Considérant qu'aux termes de l'article L. 131-1 du code du sport : Les fédérations sportives ont pour objet l'organisation de la pratique d'une ou de plusieurs disciplines sportives (...) ; qu'aux termes de l'article L. 131-15 du même code : Les fédérations délégataires : 1° Organisent les compétitions sportives à l'issue desquelles sont délivrés les titres internationaux, nationaux, régionaux ou départementaux ; 2° Procèdent aux sélections correspondantes ; 3° Proposent l'inscription sur les listes de sportifs, d'entraîneurs, d'arbitres et juges de haut niveau, sur la liste des sportifs Espoirs et sur la liste des partenaires d'entraînement ; qu'aux termes de l'article L. 131-16 du même code : Les fédérations délégataires édictent : 1° Les règles techniques propres à leur discipline ; 2° Les règlements relatifs à l'organisation de toute manifestation ouverte à leurs licenciés ; qu'aux termes de l'article L. 122-7 du code du sport : Il est interdit à une même personne privée et détenir le contrôle, au sens de l'article L. 233-16 du code du commerce, de plus d'une société sportive dont l'objet social porte sur une même discipline sportive ; que s'il ressort de ces dispositions que la Ligue nationale de rugby tient de l'habilitation qui lui a été déléguée par la Fédération française de rugby le pouvoir d'édicter les dispositions utiles pour assurer la régularité des compétitions qu'elle organise et garantir leur sincérité, ces dispositions ne confèrent à la ligue et à la fédération ni le droit de définir les conditions d'administration des sociétés sportives et de prise de participation dans ces sociétés, ni celui de modifier les conditions de l'interdiction posées par l'article L. 122-7 du code du sport ; que, par suite, en interdisant, par la modification de l'article 59 de ses règlements introduite par la décision attaquée, à une même personne physique ou morale d'être membre de l'organe de direction (conseil d'administration ou directoire) et/ou de surveillance de plusieurs de ses sociétés sportives membres, la Ligue nationale de rugby a excédé les pouvoirs qu'elle tient de la délégation qu'elle a reçue ; que les requérants sont donc fondés à demander l'annulation de la décision du 27 février 2008 du comité directeur de la Ligue nationale de rugby en tant qu'elle modifie l'article 59 des règlements de cette ligue ;

Sur les conclusions tendant à l'application des dispositions de l'article L. 761-1 du code de justice administrative :

Considérant que ces dispositions font obstacle à ce que soient mises à la charge de M. A, de la SASP BLAGNAC SPORTING CLUB RUGBY et de la SAS EURELOC, qui ne sont pas les parties perdantes, la somme que demande la Ligue nationale de rugby au titre des frais exposés par elle et non compris dans les dépens ; qu'il y a lieu, en revanche, dans les circonstances de l'espèce, de faire application de ces dispositions et de mettre à la charge de la ligue le versement à chacun des trois requérants d'une somme de 1 000 euros chacun au titre des frais exposés par eux et non compris dans les dépens ;

D E C I D E :

--------------

Article 1er : La décision du 27 février 2008 du comité directeur de la Ligue nationale de rugby est annulée en tant qu'elle modifie l'article 59 des règlements de cette ligue.

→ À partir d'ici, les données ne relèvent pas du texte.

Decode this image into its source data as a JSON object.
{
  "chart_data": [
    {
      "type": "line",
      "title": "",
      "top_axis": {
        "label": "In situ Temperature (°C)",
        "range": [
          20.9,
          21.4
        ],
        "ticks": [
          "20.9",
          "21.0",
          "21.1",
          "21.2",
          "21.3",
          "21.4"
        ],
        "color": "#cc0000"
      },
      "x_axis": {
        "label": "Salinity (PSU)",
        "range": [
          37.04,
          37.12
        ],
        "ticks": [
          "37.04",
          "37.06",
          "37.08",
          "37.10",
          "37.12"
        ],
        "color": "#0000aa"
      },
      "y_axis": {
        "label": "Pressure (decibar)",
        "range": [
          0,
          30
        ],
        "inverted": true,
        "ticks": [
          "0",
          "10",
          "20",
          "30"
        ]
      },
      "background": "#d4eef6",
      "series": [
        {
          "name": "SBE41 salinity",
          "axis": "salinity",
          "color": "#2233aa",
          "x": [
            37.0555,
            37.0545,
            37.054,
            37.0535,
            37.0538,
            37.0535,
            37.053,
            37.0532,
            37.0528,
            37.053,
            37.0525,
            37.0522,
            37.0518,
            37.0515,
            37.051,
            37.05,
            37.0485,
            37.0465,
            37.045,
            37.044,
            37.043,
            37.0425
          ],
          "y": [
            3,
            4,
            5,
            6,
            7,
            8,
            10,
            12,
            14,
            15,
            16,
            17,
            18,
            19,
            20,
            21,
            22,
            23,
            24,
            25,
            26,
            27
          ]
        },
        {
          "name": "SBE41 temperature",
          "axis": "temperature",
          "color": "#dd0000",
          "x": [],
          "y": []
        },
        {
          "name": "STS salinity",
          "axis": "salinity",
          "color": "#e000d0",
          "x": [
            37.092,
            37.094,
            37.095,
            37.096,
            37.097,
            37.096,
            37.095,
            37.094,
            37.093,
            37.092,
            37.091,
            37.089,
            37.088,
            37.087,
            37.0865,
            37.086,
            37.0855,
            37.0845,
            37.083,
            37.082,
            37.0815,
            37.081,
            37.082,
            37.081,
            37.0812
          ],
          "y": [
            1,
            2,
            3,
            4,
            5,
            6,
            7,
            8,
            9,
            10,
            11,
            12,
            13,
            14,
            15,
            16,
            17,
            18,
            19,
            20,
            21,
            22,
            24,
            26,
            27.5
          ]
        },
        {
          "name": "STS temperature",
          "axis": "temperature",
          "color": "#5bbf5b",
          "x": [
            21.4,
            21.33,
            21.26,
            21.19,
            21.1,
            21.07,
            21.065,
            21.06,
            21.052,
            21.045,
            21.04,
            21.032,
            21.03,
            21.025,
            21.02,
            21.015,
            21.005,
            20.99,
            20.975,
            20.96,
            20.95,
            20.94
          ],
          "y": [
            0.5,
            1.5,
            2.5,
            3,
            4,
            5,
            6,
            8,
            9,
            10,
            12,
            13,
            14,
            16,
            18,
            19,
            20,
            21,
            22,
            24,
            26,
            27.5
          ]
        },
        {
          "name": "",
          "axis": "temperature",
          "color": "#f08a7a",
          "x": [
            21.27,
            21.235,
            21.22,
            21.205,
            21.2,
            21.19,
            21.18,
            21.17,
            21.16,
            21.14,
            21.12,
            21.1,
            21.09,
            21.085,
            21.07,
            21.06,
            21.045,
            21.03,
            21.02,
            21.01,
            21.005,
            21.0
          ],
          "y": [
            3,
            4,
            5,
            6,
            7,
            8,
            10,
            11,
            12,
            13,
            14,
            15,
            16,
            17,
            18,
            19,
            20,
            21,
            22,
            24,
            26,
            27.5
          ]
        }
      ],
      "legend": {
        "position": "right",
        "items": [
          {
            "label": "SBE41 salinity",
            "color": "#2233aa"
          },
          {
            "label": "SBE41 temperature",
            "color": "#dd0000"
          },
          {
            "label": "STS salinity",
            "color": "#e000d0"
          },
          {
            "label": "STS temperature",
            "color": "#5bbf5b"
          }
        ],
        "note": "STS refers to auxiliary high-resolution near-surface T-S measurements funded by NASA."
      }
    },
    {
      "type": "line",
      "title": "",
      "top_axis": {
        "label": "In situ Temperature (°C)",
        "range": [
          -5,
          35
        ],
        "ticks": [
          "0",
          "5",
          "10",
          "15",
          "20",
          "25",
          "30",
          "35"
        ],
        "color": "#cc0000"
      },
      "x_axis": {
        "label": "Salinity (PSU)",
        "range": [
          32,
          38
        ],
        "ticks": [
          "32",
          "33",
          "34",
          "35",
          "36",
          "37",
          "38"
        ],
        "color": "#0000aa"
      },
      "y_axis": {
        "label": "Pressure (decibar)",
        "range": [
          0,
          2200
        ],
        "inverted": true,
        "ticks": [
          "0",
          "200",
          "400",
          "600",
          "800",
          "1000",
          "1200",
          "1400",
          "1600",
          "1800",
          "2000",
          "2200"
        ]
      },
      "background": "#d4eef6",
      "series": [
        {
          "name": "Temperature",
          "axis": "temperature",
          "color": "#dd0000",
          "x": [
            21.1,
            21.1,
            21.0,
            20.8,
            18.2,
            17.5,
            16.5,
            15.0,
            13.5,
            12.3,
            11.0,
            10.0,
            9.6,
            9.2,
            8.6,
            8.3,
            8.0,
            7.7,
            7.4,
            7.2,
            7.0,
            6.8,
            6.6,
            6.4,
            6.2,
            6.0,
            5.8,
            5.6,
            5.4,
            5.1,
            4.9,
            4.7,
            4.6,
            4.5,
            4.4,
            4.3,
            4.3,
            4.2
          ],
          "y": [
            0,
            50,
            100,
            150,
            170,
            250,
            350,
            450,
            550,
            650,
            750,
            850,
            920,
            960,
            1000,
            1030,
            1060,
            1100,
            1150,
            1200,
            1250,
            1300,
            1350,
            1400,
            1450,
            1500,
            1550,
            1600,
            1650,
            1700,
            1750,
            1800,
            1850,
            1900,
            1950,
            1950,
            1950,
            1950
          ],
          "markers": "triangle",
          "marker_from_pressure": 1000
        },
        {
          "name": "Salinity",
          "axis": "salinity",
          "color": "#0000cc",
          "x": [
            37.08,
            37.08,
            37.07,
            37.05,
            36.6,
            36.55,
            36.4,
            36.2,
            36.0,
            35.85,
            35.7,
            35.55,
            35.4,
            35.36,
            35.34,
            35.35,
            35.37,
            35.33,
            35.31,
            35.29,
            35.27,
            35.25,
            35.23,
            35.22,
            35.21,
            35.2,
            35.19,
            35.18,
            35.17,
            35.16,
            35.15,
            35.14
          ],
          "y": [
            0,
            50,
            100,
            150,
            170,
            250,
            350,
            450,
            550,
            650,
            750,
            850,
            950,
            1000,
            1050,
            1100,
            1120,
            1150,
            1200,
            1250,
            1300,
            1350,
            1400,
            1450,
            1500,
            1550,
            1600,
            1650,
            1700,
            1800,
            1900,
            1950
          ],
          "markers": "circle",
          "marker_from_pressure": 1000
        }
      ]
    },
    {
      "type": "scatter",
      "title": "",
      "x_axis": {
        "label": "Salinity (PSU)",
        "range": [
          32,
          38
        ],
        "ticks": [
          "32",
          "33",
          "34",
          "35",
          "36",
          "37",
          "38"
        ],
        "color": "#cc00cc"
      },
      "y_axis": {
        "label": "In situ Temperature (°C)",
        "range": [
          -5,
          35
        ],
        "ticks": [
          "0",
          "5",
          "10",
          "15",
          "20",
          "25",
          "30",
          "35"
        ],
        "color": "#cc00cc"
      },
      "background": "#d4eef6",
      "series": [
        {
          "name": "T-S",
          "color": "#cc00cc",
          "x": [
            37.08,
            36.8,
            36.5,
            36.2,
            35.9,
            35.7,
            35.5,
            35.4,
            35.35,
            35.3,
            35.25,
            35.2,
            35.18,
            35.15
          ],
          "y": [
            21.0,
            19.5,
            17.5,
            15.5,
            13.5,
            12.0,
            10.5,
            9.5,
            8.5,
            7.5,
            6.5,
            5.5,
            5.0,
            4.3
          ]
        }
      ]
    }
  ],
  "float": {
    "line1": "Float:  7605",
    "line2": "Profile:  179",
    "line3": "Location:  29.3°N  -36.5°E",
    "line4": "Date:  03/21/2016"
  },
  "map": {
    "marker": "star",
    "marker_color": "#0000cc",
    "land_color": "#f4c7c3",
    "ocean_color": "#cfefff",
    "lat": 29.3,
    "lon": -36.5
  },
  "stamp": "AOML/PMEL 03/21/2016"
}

Article 2 : La Ligue nationale de rugby versera à M. A, à la SASP BLAGNAC SPORTING CLUB et à la SAS EURELOC une somme de 1 000 euros chacun en application de l'article L. 761-1 du code de justice administrative.

Article 3 : Les conclusions de la Ligue nationale de rugby tendant à l'application des dispositions de l'article L. 761-1 du code de justice administrative sont rejetées.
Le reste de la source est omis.